Da erschraken die Heringe furchtbar. Der kleine Hering befand sich unmittelbar vor dem Schlunde des Wals und konnte sich nicht rühren, so gelähmt war er vor Angst.
„Du brauchst keine Furcht zu haben, mein kleiner Freund,“ sagte der Bartenwal. „Ich kann dich nicht fressen, wenn ich auch möchte. Ich habe keine Zähne, und obwohl ich das größte Tier des Meeres bin, muß ich mich von den allerkleinsten Geschöpfen ernähren, die im Plankton umhertreiben.“
„Genau wie ich,“ rief da der kleine Hering fröhlich.

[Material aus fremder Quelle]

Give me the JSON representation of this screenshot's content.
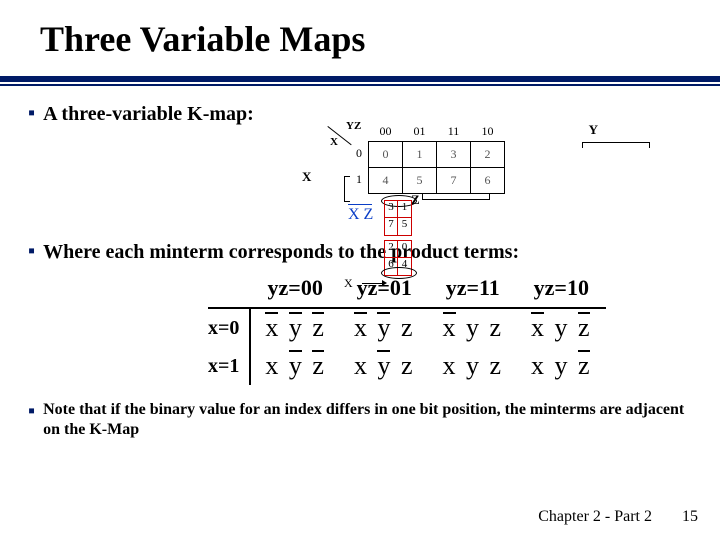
{
  "title": "Three Variable Maps",
  "bullets": {
    "b1": "A three-variable K-map:",
    "b2": "Where each minterm corresponds to the product terms:",
    "b3": "Note that if the binary value for an index differs in one bit position, the minterms are adjacent on the K-Map"
  },
  "kmap": {
    "axis_labels": {
      "Y": "Y",
      "X": "X",
      "Z": "Z",
      "YZ": "YZ"
    },
    "col_headers": [
      "00",
      "01",
      "11",
      "10"
    ],
    "row_headers": [
      "0",
      "1"
    ],
    "cells": [
      [
        "0",
        "1",
        "3",
        "2"
      ],
      [
        "4",
        "5",
        "7",
        "6"
      ]
    ]
  },
  "cylinder": {
    "label_overline": "X Z",
    "cells": [
      "3",
      "1",
      "7",
      "5",
      "2",
      "0",
      "6",
      "4"
    ],
    "arrow_label": "X"
  },
  "minterm_table": {
    "col_headers": [
      "yz=00",
      "yz=01",
      "yz=11",
      "yz=10"
    ],
    "row_headers": [
      "x=0",
      "x=1"
    ],
    "rows": [
      [
        {
          "x_bar": true,
          "y_bar": true,
          "z_bar": true
        },
        {
          "x_bar": true,
          "y_bar": true,
          "z_bar": false
        },
        {
          "x_bar": true,
          "y_bar": false,
          "z_bar": false
        },
        {
          "x_bar": true,
          "y_bar": false,
          "z_bar": true
        }
      ],
      [
        {
          "x_bar": false,
          "y_bar": true,
          "z_bar": true
        },
        {
          "x_bar": false,
          "y_bar": true,
          "z_bar": false
        },
        {
          "x_bar": false,
          "y_bar": false,
          "z_bar": false
        },
        {
          "x_bar": false,
          "y_bar": false,
          "z_bar": true
        }
      ]
    ]
  },
  "footer": {
    "chapter": "Chapter 2 - Part 2",
    "page": "15"
  },
  "letters": {
    "x": "x",
    "y": "y",
    "z": "z"
  }
}
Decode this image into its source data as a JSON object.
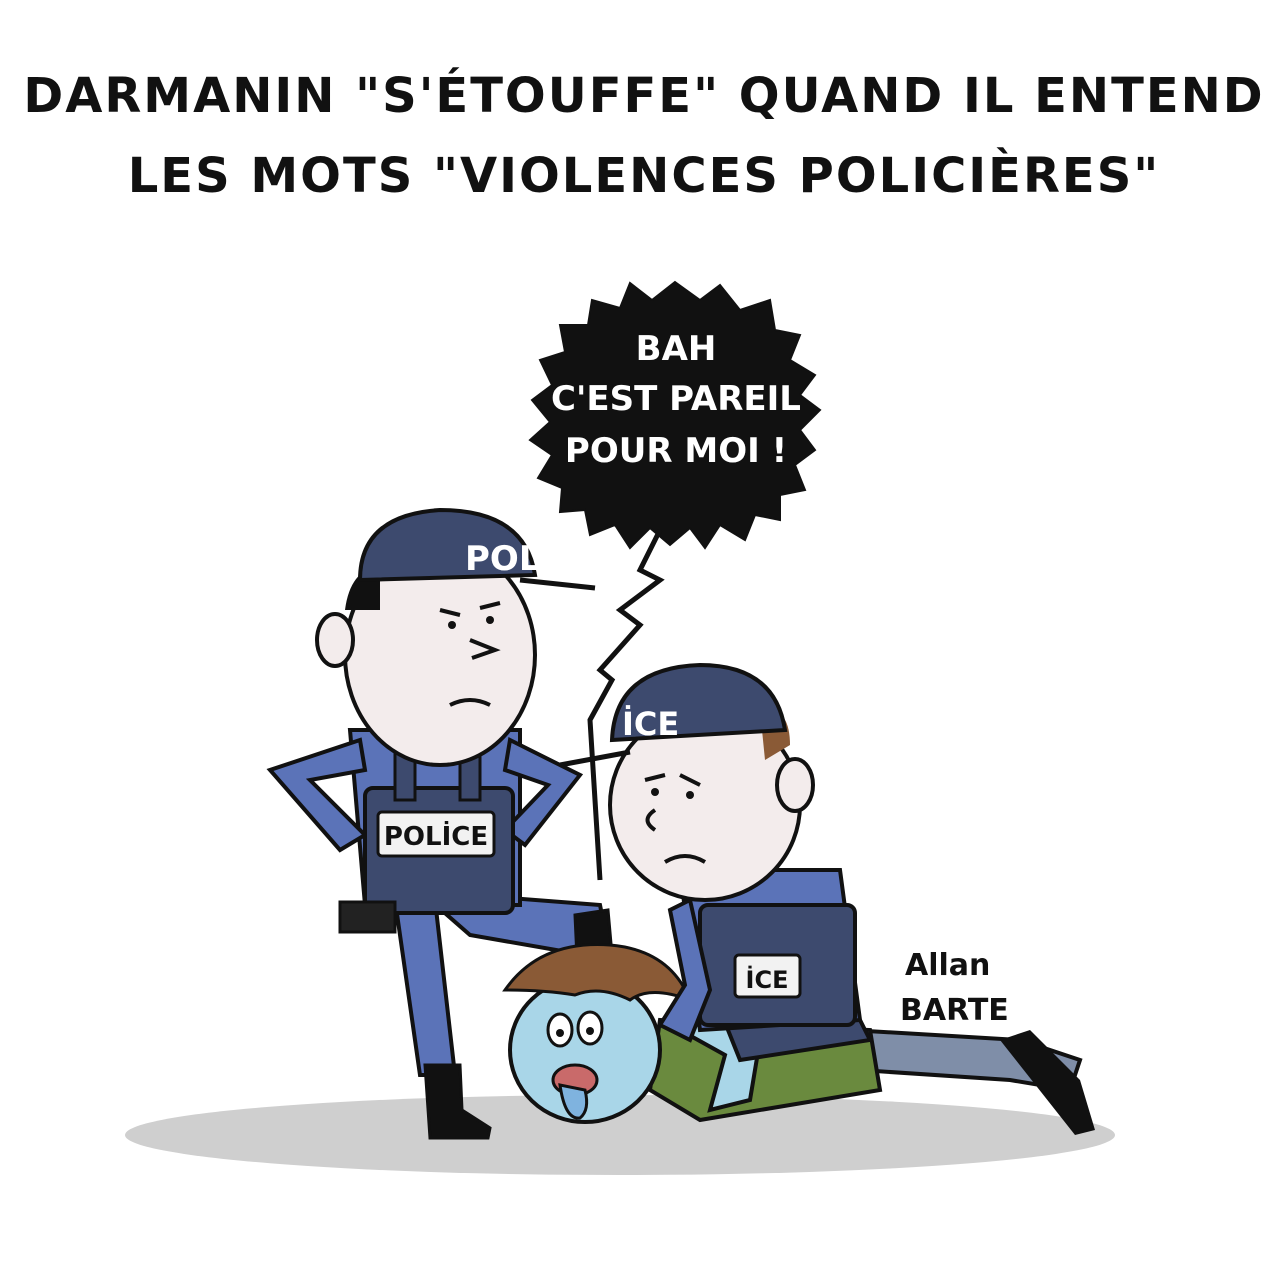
{
  "caption": {
    "line1": "DARMANIN \"S'ÉTOUFFE\" QUAND IL ENTEND",
    "line2": "LES MOTS \"VIOLENCES POLICIÈRES\""
  },
  "speech_bubble": {
    "line1": "BAH",
    "line2": "C'EST PAREIL",
    "line3": "POUR MOI !"
  },
  "officer_standing": {
    "cap_text": "POL",
    "vest_label": "POLİCE"
  },
  "officer_kneeling": {
    "cap_text": "İCE",
    "vest_label": "İCE"
  },
  "signature": {
    "line1": "Allan",
    "line2": "BARTE"
  },
  "colors": {
    "uniform_blue": "#5b73b8",
    "vest_navy": "#3d4a6e",
    "skin": "#f3ecec",
    "victim_skin": "#a9d6e8",
    "victim_shirt": "#6a8a3e",
    "hair_brown": "#8a5a36",
    "shadow": "#cfcfcf",
    "bubble": "#111111"
  }
}
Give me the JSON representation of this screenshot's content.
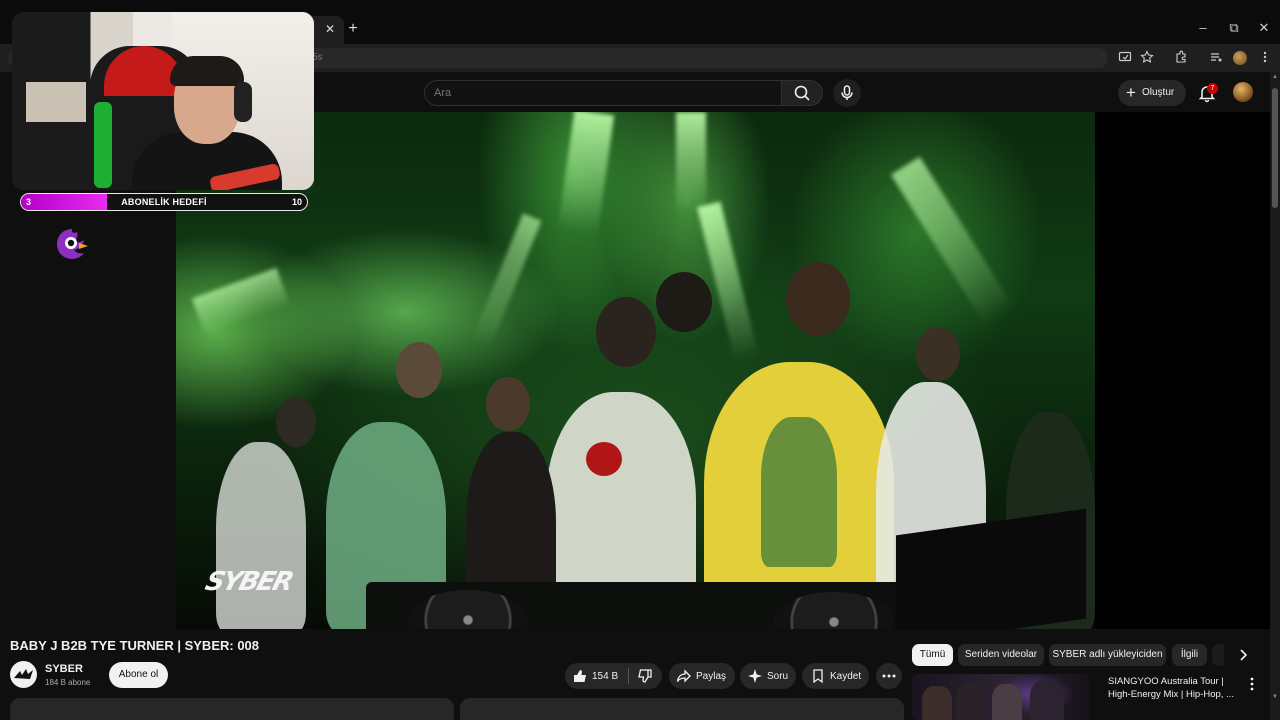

„Nimmst du mir mein Fressen fort, dann scher dich zum Teufel!“ sagte der Bartenwal und schlug heftig mit dem Schwanz um sich, so daß der Heringsschwarm nach allen Seiten zerstreut wurde.
Aber sie kamen bald wieder zusammen, und der kleine Hering konnte nicht begreifen, warum der Bartenwal so böse gewesen war.
„Es frißt ja niemand von uns etwas,“ sagte er. „Ich habe schon lange kein Fressen in meinem Maule gehabt. Ich weiß nicht, was das ist, aber in mir reißt und jagt etwas. Ich will fort und will etwas erleben.“
„Du willst Eier legen, das willst du!“ sagte der alte Hering. „Und das wollen wir alle. Laßt uns jetzt machen, daß wir fortkommen. In Reih und Glied mit euch, Kinder, dann segeln wir nach dem Fjord.“
Von allen Seiten tauchten neue Heringe auf, und der Schwarm war fast zwei Meilen lang und ebenso breit. Das Wasser wallte und rauschte, wo er erschien.
Und hoch oben in der Luft kamen die Möwen schreiend von allen Seiten herbei. Sobald ein Hering sich der Oberfläche des Wassers zu sehr näherte, stürzten die weißen Vögel hinab und ergriffen und fraßen ihn.
„Es ist gut, wenn man recht tief unten schwimmt,“ sagte der kleine Hering und drückte sich zwischen die anderen.
In diesem Augenblick bekam er einen ungeheueren Stoß und flog beiseite. Ein gewaltiger Dorsch segelte durch den Heringsschwarm hindurch, ergriff einen nach dem anderen mit seinen spitzen Zähnen und verschlang sie.
„Ja, dies ist hier kein Kinderspiel,“ sagte der alte Hering. „Vielleicht möchtest du jetzt lieber nicht mit im Schwarm sein?“
„Nein, nein, ich muß vorwärts,“ erwiderte der kleine Hering. „Ich merke es in mir, daß ich nicht mehr umkehren kann.“
„Du hast recht,“ sagte der alte Hering. „Du könntest es nicht, wenn du auch Lust hättest. Hast du den Mut, die Nase über das Wasser zu stecken, so wirst du es sehen.“
Der kleine Hering tat es, zog sich jedoch schleunigst wieder zurück.
Die ganze Luft war voll von kreischenden Möwen, und ringsum, soweit der kleine Hering sehen konnte, sprangen Delphine und Thunfische, und die großen Wale sandten ihre Wasserstrahlen hoch in die Luft.
„Wir sind ja ganz eingesperrt,“ sagte der Hering erschrocken.